The Big Rock at McGulpin Point

 

About 390 years ago, pilgrims momentously set foot on the Eastern seaboard of the U.S. and Plymouth Rock was christened an enduring symbol of American settlement.

But 395 years ago, French explorers were plying the Straits of Mackinac and using a rock at least five times the size of Plymouth’s to gauge water levels as they navigated in canoes along the tumultuous waters between Michigan’s Upper and Lower Peninsulas.

The McGulpin Rock in Emmet County has been observed since at least 1615 as an aid to navigation for French explorers around the time voyager Etienne Brule was traveling the Great Lakes. Native Americans used it much earlier.

McGulpin Rock and the Straits of Mackinac history, while as significant and formative as the East Coast events, has remained largely out of textbooks because it was mainly the English who wrote early U.S. history, not the French, according to Sandy Planisek, a Mackinaw City resident, historian and author.

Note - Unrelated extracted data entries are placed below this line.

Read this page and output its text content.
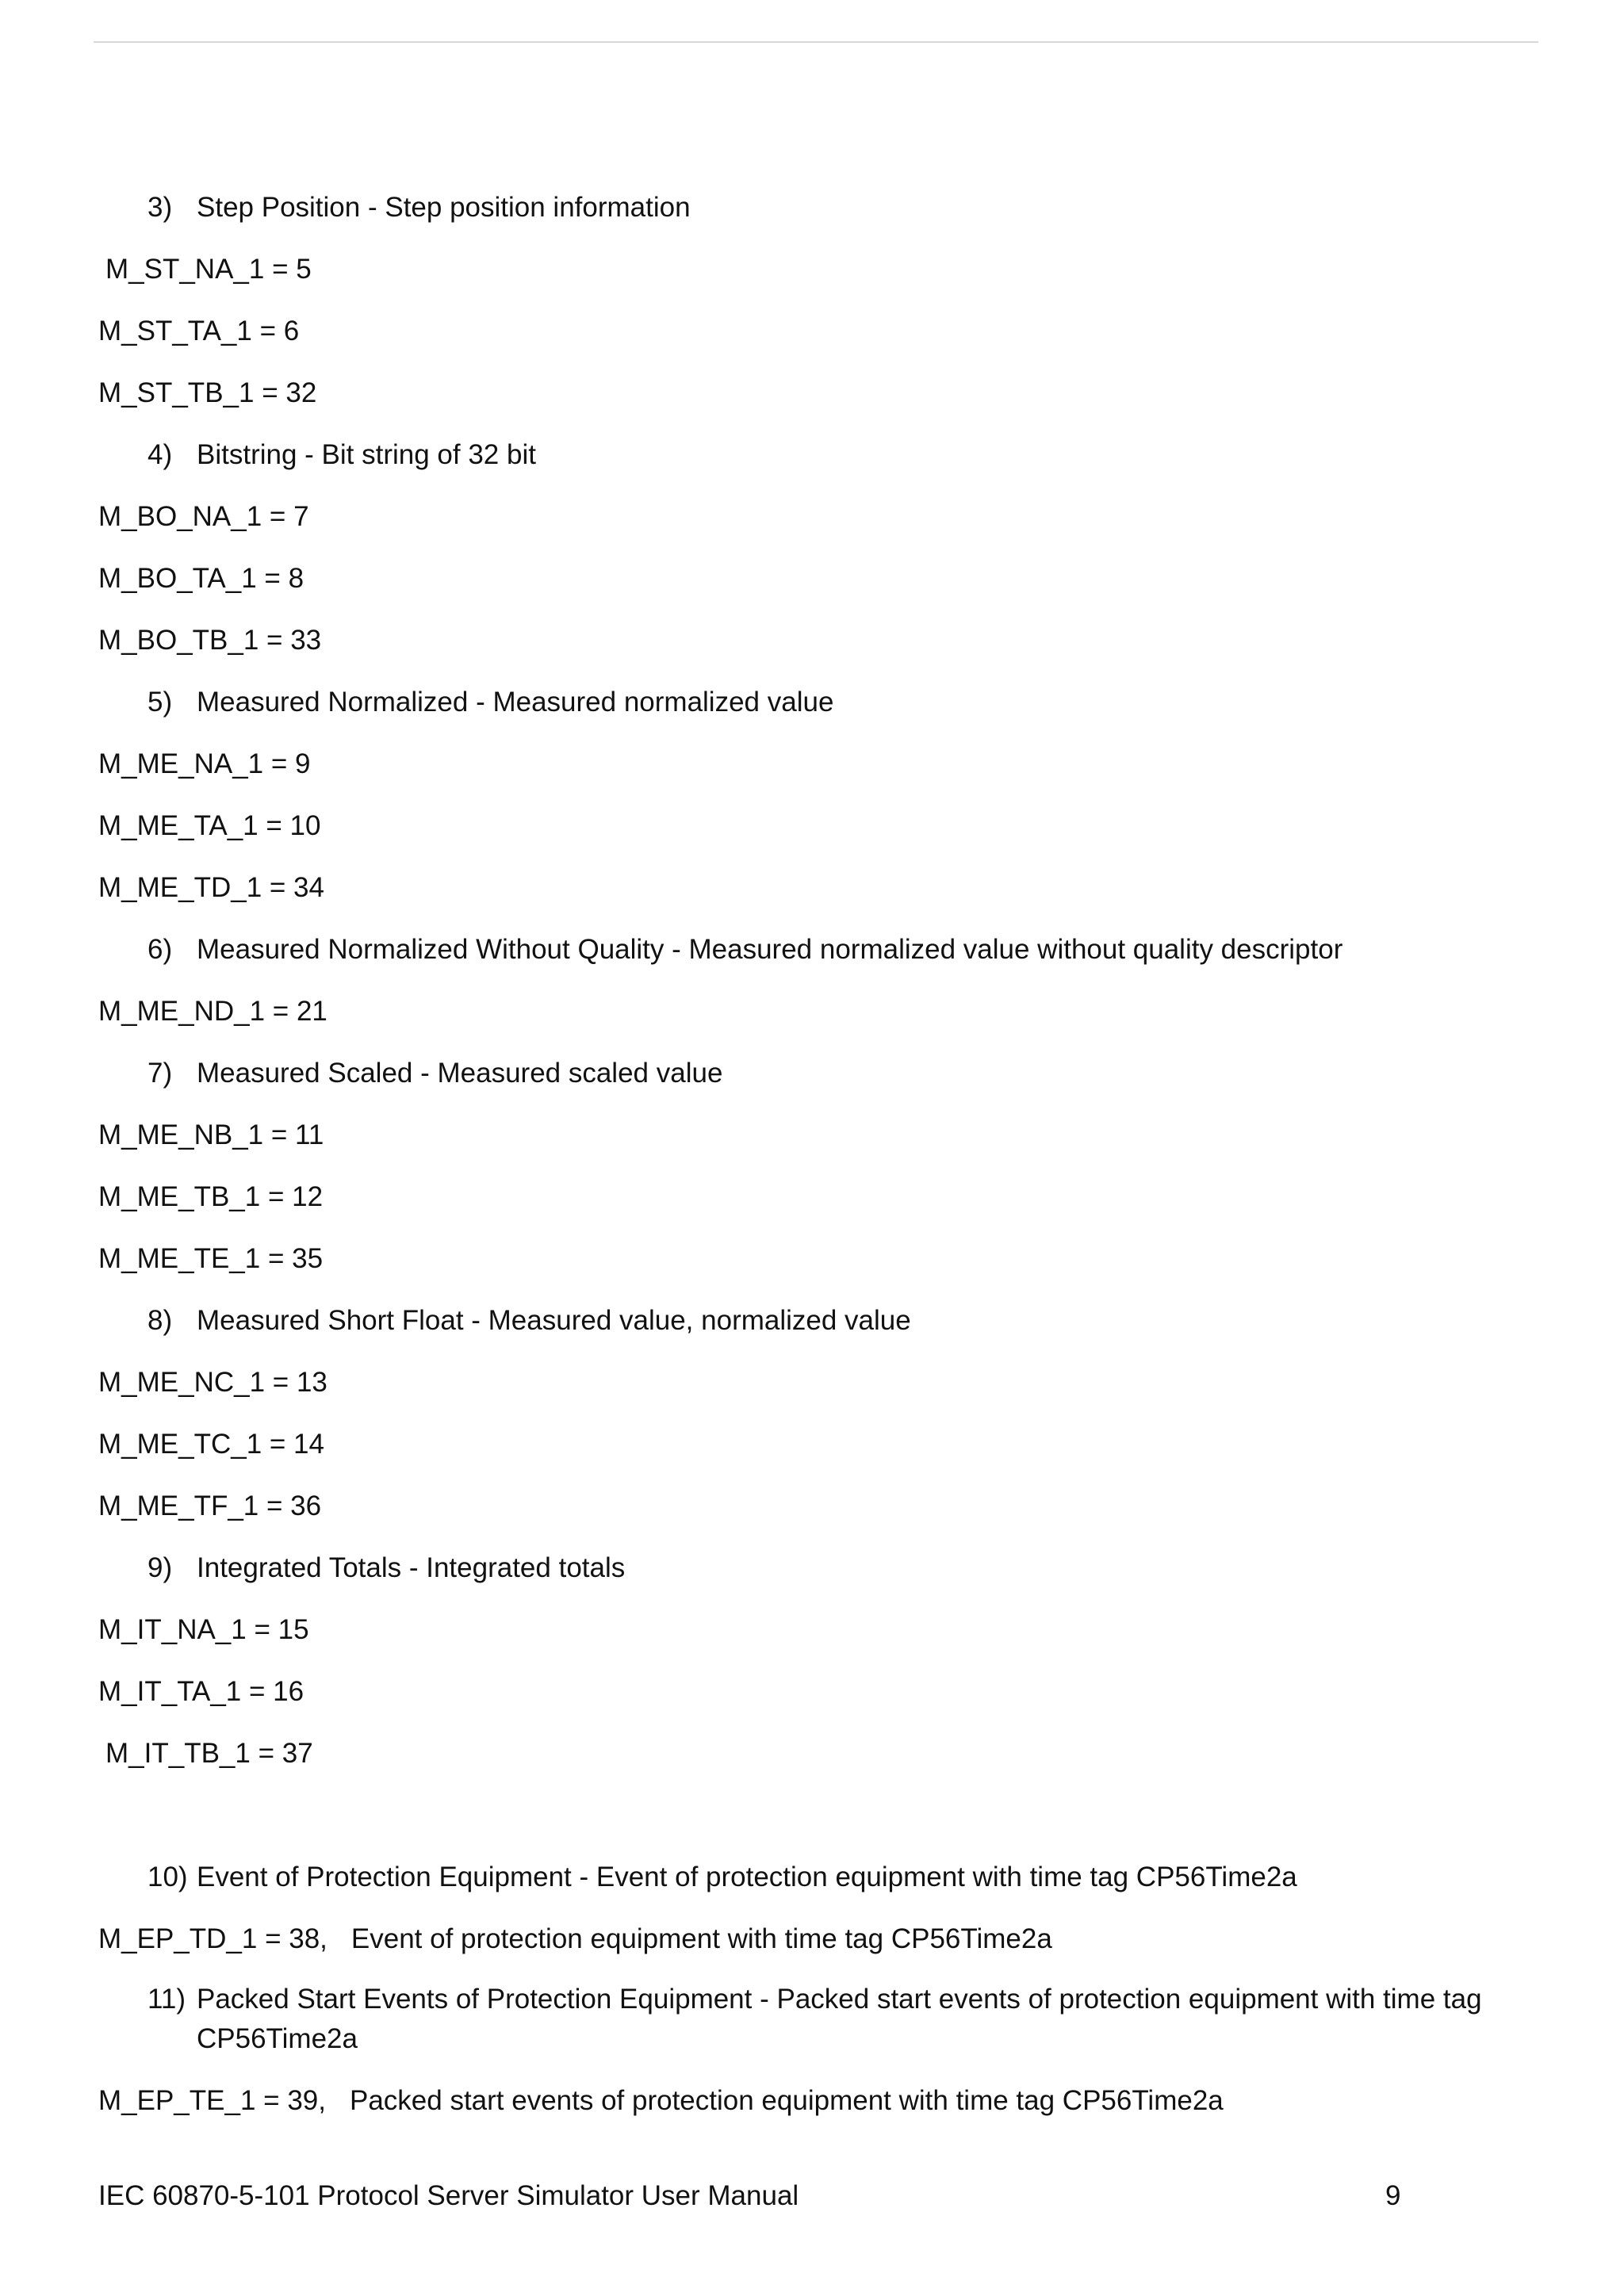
3) Step Position - Step position information
M_ST_NA_1 = 5
M_ST_TA_1 = 6
M_ST_TB_1 = 32
4) Bitstring - Bit string of 32 bit
M_BO_NA_1 = 7
M_BO_TA_1 = 8
M_BO_TB_1 = 33
5) Measured Normalized - Measured normalized value
M_ME_NA_1 = 9
M_ME_TA_1 = 10
M_ME_TD_1 = 34
6) Measured Normalized Without Quality - Measured normalized value without quality descriptor
M_ME_ND_1 = 21
7) Measured Scaled - Measured scaled value
M_ME_NB_1 = 11
M_ME_TB_1 = 12
M_ME_TE_1 = 35
8) Measured Short Float - Measured value, normalized value
M_ME_NC_1 = 13
M_ME_TC_1 = 14
M_ME_TF_1 = 36
9) Integrated Totals - Integrated totals
M_IT_NA_1 = 15
M_IT_TA_1 = 16
M_IT_TB_1 = 37
10) Event of Protection Equipment - Event of protection equipment with time tag CP56Time2a
M_EP_TD_1 = 38, Event of protection equipment with time tag CP56Time2a
11) Packed Start Events of Protection Equipment - Packed start events of protection equipment with time tag
CP56Time2a
M_EP_TE_1 = 39, Packed start events of protection equipment with time tag CP56Time2a
IEC 60870-5-101 Protocol Server Simulator User Manual	9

Planisek serves on the Emmet County Historical Commission and is involved heavily in researching the area’s history, particular the northwestern section of the county where the McGulpin Rock and McGulpin Point Lighthouse stand on the shores of Lake Michigan.

FACTS OF NOTE:

McGulpin Rock 
Estimated discovery: 1615
Dimensions: 33.8 feet in horizontal circumference, 37 feet in vertical circumference
Height: 9 feet
Weight: 54 tons
Location: Straits of Mackinac, Emmet County, Michigan

Plymouth Rock
Commemorative discovery: 1620
Dimensions: Circumference unknown.
Weight: Original — The top (visible) one-third of Plymouth Rock weighed about 4 tons; the bottom portion under the sand weighed about 6 tons, for a total of 10 tons. The rock as it exists today is estimated to be about one-third to one-half of its original size after being relocated, broken and chipped away at by 18th and 19th century souvenir hunters.
Location: Pilgrim Hall Museum, Plymouth, Mass.

“The French didn’t write the history books, but their contribution to our history is just as old, and that’s the point – it’s just as important. It’s all America,” said Planisek. “Our kids should feel proud that the Straits of Mackinac had a role in the founding of America, too – even though we’re not featured in their textbooks.”

(2010 information) With Thanksgiving approaching, historical commission members and Emmet County officials initiated a lighthearted competition with Plymouth, Mass., about the two rocks, in an effort to shine a light on important, historically significant landmarks in Emmet County, Michigan and across the United States. The idea originated with Dick Moehl several months ago. Moehl is the president of the Great Lakes Lighthouse Keepers Association in Mackinaw City and also a member of the county historical commission.

“The name of the game is to create interest and expound on the history we have here,” said Moehl. “This is an educational tool. We want people who visit Plymouth Rock to come to Emmet County and see the McGulpin Rock, and we want people who visit McGulpin Rock to go and visit Plymouth Rock.”

Moehl noted that the McGulpin Point Lighthouse property itself is one of the earliest deeded properties in the state of Michigan and among the first in Emmet County. The land marks important tribal grounds for the Odawa Indians, who remain a viable, active tribe today in Emmet County. In addition, the area was the stage for many early clashes between British, French and native forces at Fort Michilimackinac, also in Emmet County.

The McGulpin Rock was mentioned in 1749 in a journal by French-Canadian voyager Michel Chartier de Lotbiniere, who compiled sketches of the layout of Fort Michilimackinac and described the area in his writings.

His journal reads, in part, “They have observed that the waters of the Lakes have been lowering rather considerably over the past 10 years, and to prove this they showed me, at the entrance of Lake Michigan, one-half league from the fort, a large rock which now stands at least 7 feet out of water whereas ten years ago it was at water-level; they say it has become gradually more and more visible every year. The same thing was observed in Lake Superior. Older inhabitants told me that it (this phenomenon) was cyclic, that the waters go down during ten or twelve years and then rise again to approximately the same point.”

McGulpin Point Lighthouse and the 300 feet of Lake Michigan shoreline where McGulpin Rock rests are owned by Emmet County. The lighthouse operated from 1869-1906; it was purchased from private owners by the county in 2008. Since then, extensive restorations, including replacement of the light and its enclosed lantern room, have been completed.

It is open daily free of charge from May 15 until Oct. 31. In summer 2011, Emmet County will be celebrating the 250th anniversary of the arrival of Patrick McGulpin to the Straits of Mackinac. The county is planning celebrate his arrival with several special events.

“Emmet County continues to look ahead and provide recreational opportunities for visitors and residents, while working diligently to preserve and protect our rich history,” said Laurie Gaetano, the county’s parks and recreation director. “The McGulpin Rock and the lighthouse are two important pieces of our history and it’s our job to share that with others so they will remain protected for generations to come.”